I thought the Cuban missile crisis was all about the Jupiter missiles in Turkey. Their proximity and resulting destabilization effect was just too dangerous for them to remain so the whole Cuban missile "plot" was a charade to "persuade" Kennedy to remove them. So rather than the Cuban Missile Crisis being a victory for Kennedy, as most Americans believe to this day, it was actually a victory for commonsense and Khrushchev. However, that does not fit in with the views of American exceptionalists, so is ignored.

S.Bayer said...

It is certainly unsurprising that "Khrushchev Remembers" is out of print, since we now have the complete Memoirs in 3 volumes edited by Khrushchev's son Sergei.

http://www.psupress.org/books/titles/978-0-271-02332-8.html

China Hand said...

Thanks to S. Bayer for the corrective. According to a review of volume 1 of the memoirs by Hiroaki Kuromiya of Indiana University, the tapes & transcripts were spirited out of the USSR by Viktor Louis. "Given his extraordinary and suspicious reach both within the Kremlin and the Soviet Union and beyond the Soviet border, Louis has been suspected of being an operative for the KGB...Sergei implicitly admits in the book that this was the case...He suggests that one arm of the KGB was trying to thwart his efforts...while another was clandestinely helping them...The then chief of the KGB, Yuri Andropov, according to Sergei, took a neutral stance [at first]" Harvard Ukrainian Studies XXVII 1-4, 2004-2005

Postkey said...

"The CIA and the KGB cooperated in carrying out the operation."

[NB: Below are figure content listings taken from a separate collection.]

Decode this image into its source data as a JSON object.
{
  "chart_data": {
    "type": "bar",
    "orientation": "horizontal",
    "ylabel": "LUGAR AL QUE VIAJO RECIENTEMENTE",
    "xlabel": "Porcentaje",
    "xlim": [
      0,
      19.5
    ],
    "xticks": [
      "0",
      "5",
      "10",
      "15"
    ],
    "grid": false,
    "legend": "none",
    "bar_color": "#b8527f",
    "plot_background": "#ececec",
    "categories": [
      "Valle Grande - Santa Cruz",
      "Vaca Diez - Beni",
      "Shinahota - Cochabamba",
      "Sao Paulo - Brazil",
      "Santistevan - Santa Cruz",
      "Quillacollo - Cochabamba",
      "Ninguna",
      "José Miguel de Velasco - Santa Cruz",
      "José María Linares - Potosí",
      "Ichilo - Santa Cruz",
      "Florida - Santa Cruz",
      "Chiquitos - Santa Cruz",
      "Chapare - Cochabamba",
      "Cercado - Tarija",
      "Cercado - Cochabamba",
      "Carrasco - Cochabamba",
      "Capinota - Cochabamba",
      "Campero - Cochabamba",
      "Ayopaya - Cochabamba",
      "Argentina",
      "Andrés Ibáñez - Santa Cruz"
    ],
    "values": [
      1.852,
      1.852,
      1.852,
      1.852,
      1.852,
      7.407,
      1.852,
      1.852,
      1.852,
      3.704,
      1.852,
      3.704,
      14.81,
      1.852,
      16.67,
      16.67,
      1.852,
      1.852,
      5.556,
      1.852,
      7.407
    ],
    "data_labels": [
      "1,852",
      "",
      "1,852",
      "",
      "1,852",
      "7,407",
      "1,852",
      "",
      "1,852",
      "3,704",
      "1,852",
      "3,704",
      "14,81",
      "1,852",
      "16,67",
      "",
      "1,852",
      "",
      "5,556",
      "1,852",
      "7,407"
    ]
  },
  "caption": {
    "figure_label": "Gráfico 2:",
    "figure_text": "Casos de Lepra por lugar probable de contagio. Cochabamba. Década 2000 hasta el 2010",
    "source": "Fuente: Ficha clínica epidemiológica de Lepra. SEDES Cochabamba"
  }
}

Did the 'West' cooperate with the Soviet Union?

“In a few words: there is no such thing as Soviet technology. Almost all — perhaps 90-95 percent — came directly or indirectly from the United States and its allies. In effect the United States and the NATO countries have built the Soviet Union. Its industrial and its military capabilities. This massive construction job has taken 50 years. Since the Revolution in 1917. It has been carried out through trade and the sale of plants, equipment and technical assistance.
. . . Because 50 years of dealings with the Soviets has been an economic success for the USSR and a political failure for the United States. It has not stopped war, it has not given us peace.
The United States is spending $80 billion a year on defense against an enemy built by the United States and West Europe.
Even stranger, the U.S. apparently wants to make sure this enemy remains in the business of being an enemy.“
http://www.reformed-theology.org/html/books/best_enemy/appendix_b.htm
“Taken together, these four volumes constitute an extraordinary commentary on a basic weakness in the Soviet system
The Soviets are heavily dependent on Western technology and innovation not only in their civilian industries, but also in their military programs.
An inevitable conclusion from the evidence in this book is that we have totally ignored a policy that would enable us to neutralize Soviet global ambitions while simultaneously reducing the defense budget and the tax load on American citizens.”